Dan Lanphear

No. 73, 84
- Position: Defensive end

Personal information
- Born: January 24, 1938 Madison, Wisconsin, U.S.
- Died: March 23, 2018 (aged 80) Barrington, Illinois, U.S.
- Listed height: 6 ft 2 in (1.88 m)
- Listed weight: 230 lb (104 kg)

Career information
- High school: Madison (WI) West
- College: Wisconsin
- NFL draft: 1960 (8th round, 90th overall pick)

Career history
- Houston Oilers (1960, 1962);

Awards and highlights
- AFL champion (1960); Unanimous All-American (1959); First-team All-Big Ten (1959); Second-team All-Big Ten (1958);

Career AFL statistics
- Sacks: 2
- Stats at Pro Football Reference

= Dan Lanphear =

American football player (1938–2018)

George Daniel Lanphear (January 24, 1938 – March 23, 2018) was an American football player. He was born in Madison, Wisconsin, and played college football for the University of Wisconsin–Madison. He was a member of the 1959 Wisconsin Badgers football team that lost to the Washington Huskies in the 1960 Rose Bowl.
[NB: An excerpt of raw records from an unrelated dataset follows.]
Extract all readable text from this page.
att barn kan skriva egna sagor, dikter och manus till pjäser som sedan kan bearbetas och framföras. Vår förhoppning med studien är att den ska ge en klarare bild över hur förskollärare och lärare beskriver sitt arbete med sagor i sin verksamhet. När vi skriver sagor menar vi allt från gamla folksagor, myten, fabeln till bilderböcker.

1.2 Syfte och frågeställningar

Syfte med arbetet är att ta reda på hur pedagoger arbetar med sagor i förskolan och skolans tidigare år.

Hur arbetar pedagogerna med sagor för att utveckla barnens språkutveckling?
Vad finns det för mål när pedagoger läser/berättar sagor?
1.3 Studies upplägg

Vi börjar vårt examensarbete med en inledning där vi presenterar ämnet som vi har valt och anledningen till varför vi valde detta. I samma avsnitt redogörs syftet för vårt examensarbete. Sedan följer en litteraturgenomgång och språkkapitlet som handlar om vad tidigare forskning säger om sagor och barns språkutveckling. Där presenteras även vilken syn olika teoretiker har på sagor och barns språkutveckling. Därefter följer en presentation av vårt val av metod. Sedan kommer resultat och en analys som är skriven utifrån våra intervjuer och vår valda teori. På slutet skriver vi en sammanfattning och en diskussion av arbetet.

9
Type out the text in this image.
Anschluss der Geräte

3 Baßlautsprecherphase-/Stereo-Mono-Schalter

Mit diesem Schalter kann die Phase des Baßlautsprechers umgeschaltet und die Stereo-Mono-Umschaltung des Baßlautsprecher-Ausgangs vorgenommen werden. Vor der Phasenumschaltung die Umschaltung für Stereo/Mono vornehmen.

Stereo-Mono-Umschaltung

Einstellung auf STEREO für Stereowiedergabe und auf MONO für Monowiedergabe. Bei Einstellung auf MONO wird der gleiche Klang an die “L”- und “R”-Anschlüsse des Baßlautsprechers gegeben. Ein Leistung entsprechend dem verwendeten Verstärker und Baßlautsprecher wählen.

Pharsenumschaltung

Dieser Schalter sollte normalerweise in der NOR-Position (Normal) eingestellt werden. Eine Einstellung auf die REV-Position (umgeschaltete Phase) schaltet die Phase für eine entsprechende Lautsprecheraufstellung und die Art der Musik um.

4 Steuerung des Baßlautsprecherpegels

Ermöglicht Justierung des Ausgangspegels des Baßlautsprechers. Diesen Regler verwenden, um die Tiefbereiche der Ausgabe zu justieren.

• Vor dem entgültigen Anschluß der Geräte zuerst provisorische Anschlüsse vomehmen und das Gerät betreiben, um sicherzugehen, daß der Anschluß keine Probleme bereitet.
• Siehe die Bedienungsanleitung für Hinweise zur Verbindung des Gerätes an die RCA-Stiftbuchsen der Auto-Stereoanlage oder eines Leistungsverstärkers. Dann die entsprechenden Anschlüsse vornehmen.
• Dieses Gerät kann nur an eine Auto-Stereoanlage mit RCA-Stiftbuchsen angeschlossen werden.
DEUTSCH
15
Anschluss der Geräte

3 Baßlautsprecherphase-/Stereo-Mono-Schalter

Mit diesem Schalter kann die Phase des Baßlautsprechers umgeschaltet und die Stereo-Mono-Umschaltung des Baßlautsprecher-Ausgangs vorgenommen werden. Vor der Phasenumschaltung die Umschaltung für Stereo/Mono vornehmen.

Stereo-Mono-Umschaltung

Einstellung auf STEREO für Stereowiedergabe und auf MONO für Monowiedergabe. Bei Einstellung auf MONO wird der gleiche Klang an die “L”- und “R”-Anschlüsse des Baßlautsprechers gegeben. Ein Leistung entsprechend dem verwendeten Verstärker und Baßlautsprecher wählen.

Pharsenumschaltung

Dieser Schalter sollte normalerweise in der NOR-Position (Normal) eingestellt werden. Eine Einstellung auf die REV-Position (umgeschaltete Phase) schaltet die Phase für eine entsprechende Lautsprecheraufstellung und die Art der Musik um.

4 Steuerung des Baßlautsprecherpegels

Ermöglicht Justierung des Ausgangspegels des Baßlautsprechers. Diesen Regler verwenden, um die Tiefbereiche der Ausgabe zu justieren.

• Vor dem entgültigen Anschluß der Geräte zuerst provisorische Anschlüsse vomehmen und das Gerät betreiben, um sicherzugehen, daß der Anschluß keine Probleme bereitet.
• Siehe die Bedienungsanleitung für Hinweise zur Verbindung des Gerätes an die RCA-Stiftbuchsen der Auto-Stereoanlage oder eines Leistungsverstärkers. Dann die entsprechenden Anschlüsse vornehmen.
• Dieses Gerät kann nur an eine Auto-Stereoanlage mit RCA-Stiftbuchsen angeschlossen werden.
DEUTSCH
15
He later played in the American Football League (AFL) for the Houston Oilers in 1960 and 1962 as a defensive end. Lanphear was also drafted 90th overall in the eighth round of the 1960 NFL draft by the Pittsburgh Steelers. He played 14 games for the Oilers in 1960, winning an AFL title with the team. He played two games in the 1962 season. Lanphear died in 2018 at the age of 80.